Chemotherapy in non-small cell lung cancer patients after prior immunotherapy: The multicenter retrospective CLARITY study.
Bersanelli M et al.
Lung Cancer. 2020 Oct 22;150:123-131.
PMID: 33130353.
Abs of abs.
治療薬が存在するドライバー変異以外の非小細胞肺癌(NSCLC)では、初回あるいは2次治療として免疫チェックポイント阻害薬を使用し進行してしまった場合、化学療法が唯一可能な選択肢として残る。今回は進行NSCLC患者における免疫療法後のサルベージ化学療法の有効性を検討した。イタリアの20施設でのレトロスペクティブ研究を計画した。内容は2013年11月から2019年7月までにサルベージ化学療法治療を受けた進行NSCLC患者の転帰を調べることとした。本試験のプライマリーエンドポイントは全生存期間であり、化学療法開始から死亡までの期間として定義した。副次エンドポイントとしてサルベージ化学療法については無増悪生存期間、PFS、奏効率、毒性、探索的バイオマーカーとしてLDH、免疫療法中の好中球・リンパ球数比も解析した。342人のNSCLC患者が対象となり、サルベージ化学療法は全生存期間中央値6.8カ月[5.5-8.1]、PFS中央値4.1カ月[3.4-4.8]、奏効率22.8%であった。多変量解析における全生存期間の有意な予測因子(性別、ECOG PS、免疫療法の病勢コントロール)を組み合わせて”Post-CKIスコア”を作り検討したところHarrell’Cは0.65[0.59-0.71]であった。結論としては遅い治療ラインであっても、免疫療法の後は化学療法の感受性が高まる可能性を支持するものであった。Post-CKIスコアは、免疫チェックポイント阻害薬後の3つの異なる予後サブグループにうまく区分けし、NSCLCにおける遅い治療ライン設定の意思決定に有用なツールとなる可能性を示した。
感想
免疫チェックポイント阻害薬投与後の化学療法の奏効率が上がる現象については、数多くの報告があります。中でも今年初めに報告されたWJOG10217L[Kato R J ImmunotherCancer2020 PMID:32066647]は、1400例あまりの規模を持ち、さらに傾向スコアマッチングを行っており信頼性の高いデータです。その報告よれば、奏効率は18.9%対11.0% オッズ比1.71[1.19-2.46];p=0.004)で有意に上昇するもののPFS、OSには反映されなかったということでした。

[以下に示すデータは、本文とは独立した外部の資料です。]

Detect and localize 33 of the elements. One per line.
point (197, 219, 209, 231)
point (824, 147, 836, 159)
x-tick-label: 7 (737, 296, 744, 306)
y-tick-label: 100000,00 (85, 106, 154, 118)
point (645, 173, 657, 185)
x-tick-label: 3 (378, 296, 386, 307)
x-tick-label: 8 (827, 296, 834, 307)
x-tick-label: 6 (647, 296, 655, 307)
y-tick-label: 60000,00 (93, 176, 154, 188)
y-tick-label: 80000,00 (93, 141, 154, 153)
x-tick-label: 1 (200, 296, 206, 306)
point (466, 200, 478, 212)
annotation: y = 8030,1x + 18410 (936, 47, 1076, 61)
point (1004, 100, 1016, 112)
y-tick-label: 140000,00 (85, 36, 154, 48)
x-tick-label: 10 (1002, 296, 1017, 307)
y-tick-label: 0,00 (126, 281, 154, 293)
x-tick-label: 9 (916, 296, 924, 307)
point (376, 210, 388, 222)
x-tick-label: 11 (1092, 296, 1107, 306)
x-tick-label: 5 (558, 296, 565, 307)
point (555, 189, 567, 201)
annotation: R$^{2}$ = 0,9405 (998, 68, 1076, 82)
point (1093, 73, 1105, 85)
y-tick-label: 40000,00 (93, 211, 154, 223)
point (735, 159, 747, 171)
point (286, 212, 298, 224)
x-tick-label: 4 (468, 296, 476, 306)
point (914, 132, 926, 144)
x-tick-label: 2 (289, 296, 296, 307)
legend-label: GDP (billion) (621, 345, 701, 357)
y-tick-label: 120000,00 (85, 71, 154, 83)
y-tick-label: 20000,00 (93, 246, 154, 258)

今回の報告は傾向スコアマッチングを用いず、単なる免疫療法後の抗がん剤の後ろ向き研究なので、研究精度という点では甘くなります。見るべきは”Post-CKIスコア”を作り検討したという点です。これは女性、PS=0 免疫療法で病勢コントロールできていたのであれば0点、男性、PS=1、免疫療法でコントロールが得られなかったのであれば1点をつけます。さらにPS=2なら2点をつけます。このスコアでうまく予後が層別化され、C統計量もまあまあだったということですが、免疫療法後に特に使える指標かどうかまでは言えません。つまり何の治療にしろ前治療でコントロールできれば予後良好でしょうし、男性より女性の方が予後が良いし、PSについては言わずもがなです。私はWJOG試験と合わせて免疫療法後の化学療法の奏効率が高いのは事実でしょうが、それを目的に免疫療法を無理に行うのは無意味で、従来通り全身状態をよく見て判断すべきということと考えています。言い換えると、免疫療法に対してリスクのある人に、その次の治療の効果を期待して、そのためだけに免疫療法をいれておくという考え方はしなくてもよいということです。